Gestern hat der Bundestag beschlossen, die beiden Gruppen der Linken und des Bündnisses Sahra Wagenknecht (BSW) anzuerkennen. Da die Geschäftsordnung des Bundestages derartige Fragen regelt, wohingegen die Bestimmungen über Fraktionen gesetzlich festgelegt sind, musste dies im Parlament beschlossen werden. Die Anerkennung war erforderlich geworden, nachdem sich die Fraktion der Linken in die beiden Gruppen aufgespalten hatte.
Die Anerkennung als Gruppe beinhaltet zusätzliche Mittel – nach Angaben der Tagesschau 7,4 Millionen für die Linke und 4,9 Millionen für das BSW – und einen besseren Zugriff auf die Redezeit als für einzelne Abgeordnete. Gegen die Redezeitzuteilung, die bei Debatten von 90 Minuten ganze drei Minuten je Gruppe beträgt, bestanden keine Einwände. Beide Gruppen sowohl im Ältestenrat vertreten als auch in den Ausschüssen. Beide Gruppen erhielten das Initiativrecht, sie dürfen also eigene Gesetzentwürfe in den Bundestag einbringen.

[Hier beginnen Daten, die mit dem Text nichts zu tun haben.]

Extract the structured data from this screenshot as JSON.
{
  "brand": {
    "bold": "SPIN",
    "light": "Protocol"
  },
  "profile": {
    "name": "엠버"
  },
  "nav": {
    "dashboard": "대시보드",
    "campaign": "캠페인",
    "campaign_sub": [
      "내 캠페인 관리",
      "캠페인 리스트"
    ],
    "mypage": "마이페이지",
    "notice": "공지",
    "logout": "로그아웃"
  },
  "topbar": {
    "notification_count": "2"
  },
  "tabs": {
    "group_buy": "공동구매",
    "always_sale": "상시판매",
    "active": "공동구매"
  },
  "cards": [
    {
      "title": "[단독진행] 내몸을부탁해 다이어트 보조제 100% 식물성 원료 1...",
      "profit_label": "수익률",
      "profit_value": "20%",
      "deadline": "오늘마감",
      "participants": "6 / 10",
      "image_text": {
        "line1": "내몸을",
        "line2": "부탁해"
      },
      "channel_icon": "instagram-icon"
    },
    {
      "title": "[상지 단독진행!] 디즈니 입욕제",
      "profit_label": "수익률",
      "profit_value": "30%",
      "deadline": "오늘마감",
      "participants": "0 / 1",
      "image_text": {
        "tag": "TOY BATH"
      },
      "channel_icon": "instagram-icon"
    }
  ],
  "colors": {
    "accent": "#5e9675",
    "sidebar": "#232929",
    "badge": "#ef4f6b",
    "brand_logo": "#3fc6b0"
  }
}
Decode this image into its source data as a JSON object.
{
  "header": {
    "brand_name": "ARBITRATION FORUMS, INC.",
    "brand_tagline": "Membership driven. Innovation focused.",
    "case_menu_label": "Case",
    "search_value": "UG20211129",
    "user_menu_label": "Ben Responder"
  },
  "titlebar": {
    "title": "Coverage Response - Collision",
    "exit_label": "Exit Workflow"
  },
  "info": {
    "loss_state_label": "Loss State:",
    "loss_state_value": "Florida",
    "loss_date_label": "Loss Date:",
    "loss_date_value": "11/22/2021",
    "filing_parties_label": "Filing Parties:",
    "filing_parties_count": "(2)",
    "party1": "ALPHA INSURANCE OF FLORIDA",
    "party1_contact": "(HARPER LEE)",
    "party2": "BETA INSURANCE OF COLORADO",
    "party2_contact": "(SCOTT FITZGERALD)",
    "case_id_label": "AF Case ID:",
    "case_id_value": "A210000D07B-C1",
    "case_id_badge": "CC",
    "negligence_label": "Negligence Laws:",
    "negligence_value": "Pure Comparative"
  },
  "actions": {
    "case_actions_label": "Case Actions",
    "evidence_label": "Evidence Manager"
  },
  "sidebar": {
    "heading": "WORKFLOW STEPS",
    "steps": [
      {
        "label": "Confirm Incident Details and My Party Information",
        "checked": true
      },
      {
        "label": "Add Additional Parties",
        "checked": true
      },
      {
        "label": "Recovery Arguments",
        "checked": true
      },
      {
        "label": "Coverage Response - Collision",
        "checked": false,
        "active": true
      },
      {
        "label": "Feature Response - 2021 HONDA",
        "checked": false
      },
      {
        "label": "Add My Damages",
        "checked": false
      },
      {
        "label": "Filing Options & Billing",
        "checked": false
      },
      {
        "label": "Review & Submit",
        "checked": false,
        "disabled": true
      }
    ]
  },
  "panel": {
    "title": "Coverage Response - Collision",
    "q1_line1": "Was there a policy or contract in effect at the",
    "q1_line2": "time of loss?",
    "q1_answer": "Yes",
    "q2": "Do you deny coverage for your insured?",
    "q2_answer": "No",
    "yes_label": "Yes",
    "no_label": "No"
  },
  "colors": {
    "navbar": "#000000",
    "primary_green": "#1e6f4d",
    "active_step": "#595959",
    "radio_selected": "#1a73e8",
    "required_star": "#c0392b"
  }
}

In einem Punkt führte die neue Geschäftsordnung allerdings eine neue, restriktive Regelung ein: Jede Gruppe darf maximal zehn Große oder Kleine Anfragen stellen. Große Anfragen führen zu einer Debatte im Bundestag; Kleine Anfragen müssen binnen zwei Wochen schriftlich beantwortet werden. In der parlamentarischen Arbeit sind sie oft der einzige Weg, um die eigene Position darzulegen und gelegentlich die Regierung tatsächlich ins Schwitzen zu bringen.
Die Beschränkung löste schon vor ihrer Verabschiedung eine Debatte aus; Dietmar Bartsch, langjähriger Fraktionschef der Linken, hatte bereits vorab erklärt, die Kleinen Anfragen seien "eines der wirksamsten Mittel der Oppositionsarbeit". Er forderte "die Regierungsfraktionen auf, das zu korrigieren". Die Linken-Abgeordnete Clara Bünger sagte, "wenn notwendig, ziehen wir für unsere Rechte vors Bundesverfassungsgericht".

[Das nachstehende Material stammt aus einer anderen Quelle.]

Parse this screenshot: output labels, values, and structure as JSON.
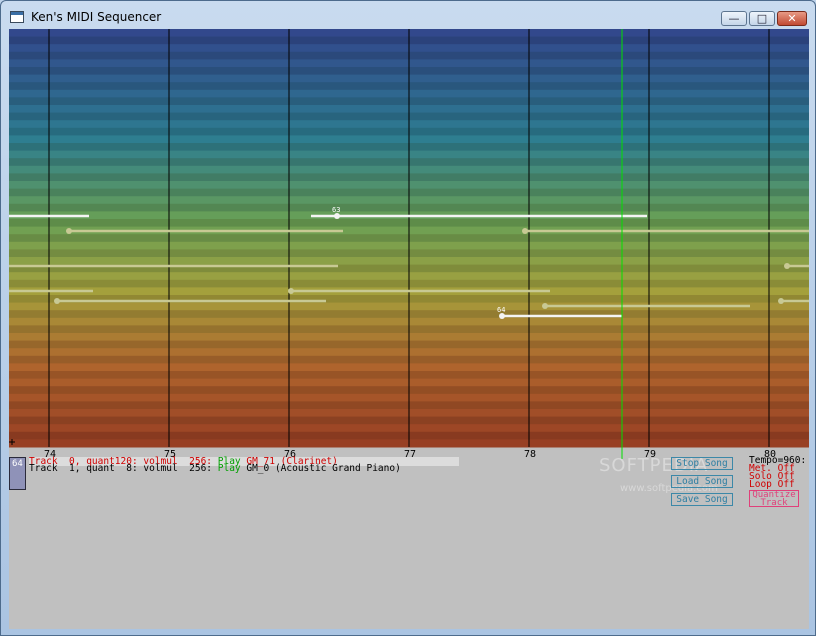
{
  "window": {
    "title": "Ken's MIDI Sequencer",
    "minimize_glyph": "—",
    "maximize_glyph": "□",
    "close_glyph": "✕"
  },
  "roll": {
    "measures": [
      {
        "label": "74"
      },
      {
        "label": "75"
      },
      {
        "label": "76"
      },
      {
        "label": "77"
      },
      {
        "label": "78"
      },
      {
        "label": "79"
      },
      {
        "label": "80"
      }
    ],
    "playhead_color": "#00e000",
    "note_labels": [
      "63",
      "64"
    ]
  },
  "keyboard": {
    "current_key": "64"
  },
  "tracks": [
    {
      "prefix": "Track  0, quant120: volmul  256: ",
      "play": "Play",
      "instrument": " GM_71 (Clarinet)"
    },
    {
      "prefix": "Track  1, quant  8: volmul  256: ",
      "play": "Play",
      "instrument": " GM_0 (Acoustic Grand Piano)"
    }
  ],
  "buttons": {
    "stop_song": "Stop Song",
    "load_song": "Load Song",
    "save_song": "Save Song",
    "quantize_track": "Quantize\nTrack"
  },
  "status": {
    "tempo": "Tempo=960:",
    "metronome": "Met. Off",
    "solo": "Solo Off",
    "loop": "Loop Off"
  },
  "watermark": {
    "brand": "SOFTPEDIA",
    "url": "www.softpedia.com"
  },
  "colors": {
    "red_text": "#d00000",
    "green_text": "#00a000",
    "button_blue": "#2f7fa3",
    "quantize_pink": "#e0407a"
  }
}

Am Freitag erklärte nun auch Sahra Wagenknecht im Interview mit der Welt: "Wir werden nochmal überlegen, ob wir dagegen auch rechtlich vorgehen." Sevim Dağdelen unterstützte diese Position. Gegenüber der Berliner Zeitung sagte sie: "Minderheitenrechte sind ein Wesensmerkmal unserer Demokratie. Wer das Frage- und Kontrollrecht von Minderheiten neuerdings beschränken will, droht die demokratische Kultur weiter zu beschädigen."